I can make this more personal. I don’t get the first four pages of the speech. I haven’t suffered systemic injustice. I don’t know persecution. I’ve made my share of mistakes in life (like flunking out of college after my freshman year) but that wasn’t a deal breaker. Because i was a white middle class kid with lots of options, getting back to school and eventually earning a PhD was not just possible but likely.

My world makes it hard to celebrate the Dream speech. This was make clear by a remarkable piece on The Daily Show about Race in America. Jessica Williams (who is black) did a focus group with a group of white New Yorkers. Samantha Bee (who is white) interviewed a similar group of blacks. While both interviewers made great light of their situation, the contrast between the two groups was amazing. The vast majority of the black group had been stopped by authorities on the streets of New York. There was one woman in Jessica’s group who thought she’d been frisked — by the TSA. Like those folks talking to Jessica, my life can make me think that life is fair and based on hard work and good intentions.

At the rhetorical turning point of the speech, King recognizes the white citizens on the mall and encouraged his listeners that our freedoms are intricately tied up in each other’s freedom.
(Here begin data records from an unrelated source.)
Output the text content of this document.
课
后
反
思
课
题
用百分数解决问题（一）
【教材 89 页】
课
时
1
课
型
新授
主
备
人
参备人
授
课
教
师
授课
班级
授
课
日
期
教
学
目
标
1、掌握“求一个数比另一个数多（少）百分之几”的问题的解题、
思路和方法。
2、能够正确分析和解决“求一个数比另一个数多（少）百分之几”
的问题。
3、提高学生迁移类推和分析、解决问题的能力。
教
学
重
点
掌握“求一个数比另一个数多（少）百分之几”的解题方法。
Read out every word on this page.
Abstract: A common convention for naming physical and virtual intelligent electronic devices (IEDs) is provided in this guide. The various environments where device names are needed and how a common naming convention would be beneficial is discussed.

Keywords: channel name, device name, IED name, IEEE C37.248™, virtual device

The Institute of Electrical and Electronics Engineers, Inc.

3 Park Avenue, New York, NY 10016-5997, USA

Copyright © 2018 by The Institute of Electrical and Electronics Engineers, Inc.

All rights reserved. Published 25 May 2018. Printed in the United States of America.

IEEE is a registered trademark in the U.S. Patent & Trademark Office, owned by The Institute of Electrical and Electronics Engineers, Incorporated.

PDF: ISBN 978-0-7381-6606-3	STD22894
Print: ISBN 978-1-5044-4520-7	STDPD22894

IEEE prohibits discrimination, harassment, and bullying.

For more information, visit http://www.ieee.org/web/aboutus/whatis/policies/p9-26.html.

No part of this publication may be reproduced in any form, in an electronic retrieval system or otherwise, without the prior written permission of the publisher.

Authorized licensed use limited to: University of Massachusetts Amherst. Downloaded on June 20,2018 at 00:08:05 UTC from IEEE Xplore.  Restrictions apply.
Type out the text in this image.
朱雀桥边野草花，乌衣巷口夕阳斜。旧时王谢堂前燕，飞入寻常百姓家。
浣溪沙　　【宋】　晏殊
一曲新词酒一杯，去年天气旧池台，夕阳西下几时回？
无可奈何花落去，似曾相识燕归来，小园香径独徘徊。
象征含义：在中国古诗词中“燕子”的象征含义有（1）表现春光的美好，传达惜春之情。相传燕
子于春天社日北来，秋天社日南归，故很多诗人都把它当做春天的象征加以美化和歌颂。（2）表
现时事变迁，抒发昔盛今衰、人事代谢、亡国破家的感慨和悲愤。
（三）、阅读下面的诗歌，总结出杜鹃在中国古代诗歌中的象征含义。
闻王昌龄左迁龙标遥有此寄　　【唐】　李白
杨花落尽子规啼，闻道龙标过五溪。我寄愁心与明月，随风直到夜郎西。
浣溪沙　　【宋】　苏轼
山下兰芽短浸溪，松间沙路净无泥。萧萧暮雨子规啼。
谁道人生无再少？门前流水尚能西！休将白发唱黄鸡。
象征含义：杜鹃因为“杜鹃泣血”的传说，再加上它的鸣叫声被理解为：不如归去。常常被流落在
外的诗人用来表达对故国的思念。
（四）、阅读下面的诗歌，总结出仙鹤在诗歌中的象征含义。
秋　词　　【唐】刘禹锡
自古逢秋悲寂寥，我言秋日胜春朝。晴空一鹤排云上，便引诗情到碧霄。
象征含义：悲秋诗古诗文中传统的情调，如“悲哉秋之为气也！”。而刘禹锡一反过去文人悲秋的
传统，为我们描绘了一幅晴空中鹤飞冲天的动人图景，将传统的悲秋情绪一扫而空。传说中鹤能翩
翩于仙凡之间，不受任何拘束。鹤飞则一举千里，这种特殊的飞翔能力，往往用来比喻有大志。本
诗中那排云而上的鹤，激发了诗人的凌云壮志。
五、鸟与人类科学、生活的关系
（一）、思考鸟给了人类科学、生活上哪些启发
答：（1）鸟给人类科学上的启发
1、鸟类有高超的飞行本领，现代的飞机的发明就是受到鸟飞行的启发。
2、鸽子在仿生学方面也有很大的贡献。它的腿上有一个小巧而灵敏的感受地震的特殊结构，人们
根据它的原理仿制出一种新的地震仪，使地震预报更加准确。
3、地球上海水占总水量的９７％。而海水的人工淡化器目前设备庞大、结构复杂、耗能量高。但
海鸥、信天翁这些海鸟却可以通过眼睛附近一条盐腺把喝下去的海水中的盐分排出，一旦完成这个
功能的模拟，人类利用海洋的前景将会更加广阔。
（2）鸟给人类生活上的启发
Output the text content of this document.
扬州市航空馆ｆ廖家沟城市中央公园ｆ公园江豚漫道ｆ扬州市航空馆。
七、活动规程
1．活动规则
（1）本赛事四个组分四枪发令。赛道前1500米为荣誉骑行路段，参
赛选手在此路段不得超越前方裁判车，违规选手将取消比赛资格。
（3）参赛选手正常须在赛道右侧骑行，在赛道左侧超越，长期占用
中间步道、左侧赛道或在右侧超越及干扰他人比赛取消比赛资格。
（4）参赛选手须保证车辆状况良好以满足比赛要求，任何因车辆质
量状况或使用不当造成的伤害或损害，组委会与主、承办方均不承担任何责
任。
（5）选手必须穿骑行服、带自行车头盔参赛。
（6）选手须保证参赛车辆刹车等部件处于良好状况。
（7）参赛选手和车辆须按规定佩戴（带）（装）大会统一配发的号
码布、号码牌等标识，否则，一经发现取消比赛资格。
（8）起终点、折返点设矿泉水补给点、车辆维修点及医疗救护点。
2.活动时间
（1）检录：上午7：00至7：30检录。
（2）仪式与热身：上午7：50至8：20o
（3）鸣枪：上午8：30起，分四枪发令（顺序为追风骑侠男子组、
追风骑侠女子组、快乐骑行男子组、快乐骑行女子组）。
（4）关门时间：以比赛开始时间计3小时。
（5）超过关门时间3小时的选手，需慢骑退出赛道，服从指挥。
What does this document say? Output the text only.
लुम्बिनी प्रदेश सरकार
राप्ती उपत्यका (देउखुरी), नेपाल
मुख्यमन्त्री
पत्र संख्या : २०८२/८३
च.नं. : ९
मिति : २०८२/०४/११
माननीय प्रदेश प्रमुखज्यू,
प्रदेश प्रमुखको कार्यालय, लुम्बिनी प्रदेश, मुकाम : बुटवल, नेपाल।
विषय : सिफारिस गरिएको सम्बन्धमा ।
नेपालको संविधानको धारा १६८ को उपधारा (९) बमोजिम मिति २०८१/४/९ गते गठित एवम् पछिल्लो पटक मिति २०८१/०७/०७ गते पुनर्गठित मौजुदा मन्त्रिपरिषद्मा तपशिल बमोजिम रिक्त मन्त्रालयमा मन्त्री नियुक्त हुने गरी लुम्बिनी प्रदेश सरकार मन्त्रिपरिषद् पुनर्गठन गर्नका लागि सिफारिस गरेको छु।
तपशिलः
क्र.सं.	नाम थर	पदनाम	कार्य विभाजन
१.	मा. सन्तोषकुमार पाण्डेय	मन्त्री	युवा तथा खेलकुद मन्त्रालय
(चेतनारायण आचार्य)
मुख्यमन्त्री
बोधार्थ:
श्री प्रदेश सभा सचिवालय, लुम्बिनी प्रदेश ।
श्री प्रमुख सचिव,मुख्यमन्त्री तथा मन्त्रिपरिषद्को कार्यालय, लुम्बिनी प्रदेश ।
This sounds like the Kingdom of God to me.

As long as I want to think about some happy time in the future without dealing with the reality of now, nothing much is accomplished. I can dream of sweetness and light and be cut off from the realities that others face. But my true calling is to identify with those for whom life is not fair. I have to enter into the suffering of others to really understand my place in the world. I have to see their fortunes increase, even if mine suffer some, to see the Kingdom Come.

In short, I can’t start my celebration of Dr King’s speech two-thirds of the way through and think I got it. I have to enter into the sufferings of the first four pages and work toward their resolution if I’m ever hoping to “join in that old Negro spiritual and sing Free at Last“.